Boston Police report a traffic stop at Columbia Road and Washington Street in Dorchester yesterday ended with the arrest of two men - one of whom served a lengthy prison sentence for shooting two state troopers on Blue Hill Avenue.
Police say drug-control officers monitoring the area shortly after 2 p.m. yesterday spotted a car go through a red light at that intersection:
Officers attempted to conduct a traffic stop, and while the motor vehicle initially stopped, the operator fled into a parking lot in the area. Officers observed the male passenger suddenly exit the vehicle and flee on foot while clutching an apparent object in his waistband.
Following a brief pursuit, officers were able to apprehend the male suspect and recover a black Sar-Arms semi-automatic 9mm firearm loaded with 24 live rounds of ammunition. A second magazine containing 9 rounds of live ammunition was recovered at the scene as well. During the apprehension of the male passenger, the operator of the motor vehicle had also fled the area, but was located and placed under arrest.
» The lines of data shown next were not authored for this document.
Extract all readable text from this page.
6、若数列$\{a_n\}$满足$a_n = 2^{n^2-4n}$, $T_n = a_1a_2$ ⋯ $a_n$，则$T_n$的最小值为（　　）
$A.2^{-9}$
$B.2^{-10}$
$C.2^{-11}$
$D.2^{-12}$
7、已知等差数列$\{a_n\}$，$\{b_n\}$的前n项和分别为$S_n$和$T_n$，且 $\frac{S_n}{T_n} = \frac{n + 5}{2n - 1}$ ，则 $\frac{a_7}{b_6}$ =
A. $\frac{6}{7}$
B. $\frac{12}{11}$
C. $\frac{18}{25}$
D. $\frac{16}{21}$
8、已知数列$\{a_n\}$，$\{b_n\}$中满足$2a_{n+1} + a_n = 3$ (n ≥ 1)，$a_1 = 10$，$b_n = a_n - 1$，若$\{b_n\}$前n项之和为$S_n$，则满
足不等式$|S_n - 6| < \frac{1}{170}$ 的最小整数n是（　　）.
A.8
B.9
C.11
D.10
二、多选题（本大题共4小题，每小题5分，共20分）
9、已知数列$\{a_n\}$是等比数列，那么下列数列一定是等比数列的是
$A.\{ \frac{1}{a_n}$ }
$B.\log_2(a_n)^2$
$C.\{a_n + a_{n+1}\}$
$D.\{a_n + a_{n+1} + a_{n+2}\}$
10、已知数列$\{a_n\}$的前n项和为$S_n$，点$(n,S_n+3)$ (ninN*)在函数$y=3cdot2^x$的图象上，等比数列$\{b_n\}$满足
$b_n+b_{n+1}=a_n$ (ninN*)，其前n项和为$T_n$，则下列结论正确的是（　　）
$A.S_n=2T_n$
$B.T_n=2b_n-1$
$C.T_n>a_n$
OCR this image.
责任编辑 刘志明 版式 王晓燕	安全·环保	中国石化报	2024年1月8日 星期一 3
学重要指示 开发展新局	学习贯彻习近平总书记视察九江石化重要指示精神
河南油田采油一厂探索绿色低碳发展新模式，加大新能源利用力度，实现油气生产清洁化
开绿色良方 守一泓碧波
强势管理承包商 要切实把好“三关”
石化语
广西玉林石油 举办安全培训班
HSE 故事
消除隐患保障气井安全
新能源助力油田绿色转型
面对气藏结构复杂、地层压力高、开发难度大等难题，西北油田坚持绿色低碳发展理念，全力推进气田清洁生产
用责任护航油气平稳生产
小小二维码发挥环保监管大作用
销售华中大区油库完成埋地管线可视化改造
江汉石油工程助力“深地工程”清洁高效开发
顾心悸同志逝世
Alonzo Dedrick, 55, of Dorchester, was charged with unlawful possession of a firearm, unlawful possession of ammunition, unlawful possession of a high-capacity feeding device, unlawful possession of a firearm in the commission of a felony, possession of Class B drugs with intent to distribute and resisting arrest. He was also charged with being an armed career criminal, which could mean longer sentences on the other charges if he is convicted. Frank Cinelli, 46, was charged with speeding and failing to stop for a police officer.
In 1988, a Suffolk Superior Court jury convicted Dedrick of shooting two state troopers conducting a drug investigation on Blue Hill Avenue in Dorchester.
Dedrick was supposed to meet one undercover trooper on Blue Hill Avenue, possibly to sell him cocaine, but slid into the car of another undercover trooper monitoring the first. He began punching her in the face and managed to wrest her gun away, according to a Massachusetts Appeals Court decision that summarizes the case - and which rejected his request for a new trial.
Dedrick ran away, with the gun, and when she followed and tackled him, shot her twice in the legs. The first trooper also chased him and Dedrick shot him as well - with one bullet lodging two inches from heart - but he still kept pursuing him and, with the help of four other troopers also involved in the investigation, subdued him.
Following his conviction on five counts related to the shootings, a judge sentenced Dedrick to 33 to 50 years in state prison - but with the possibility of parole after 22 years.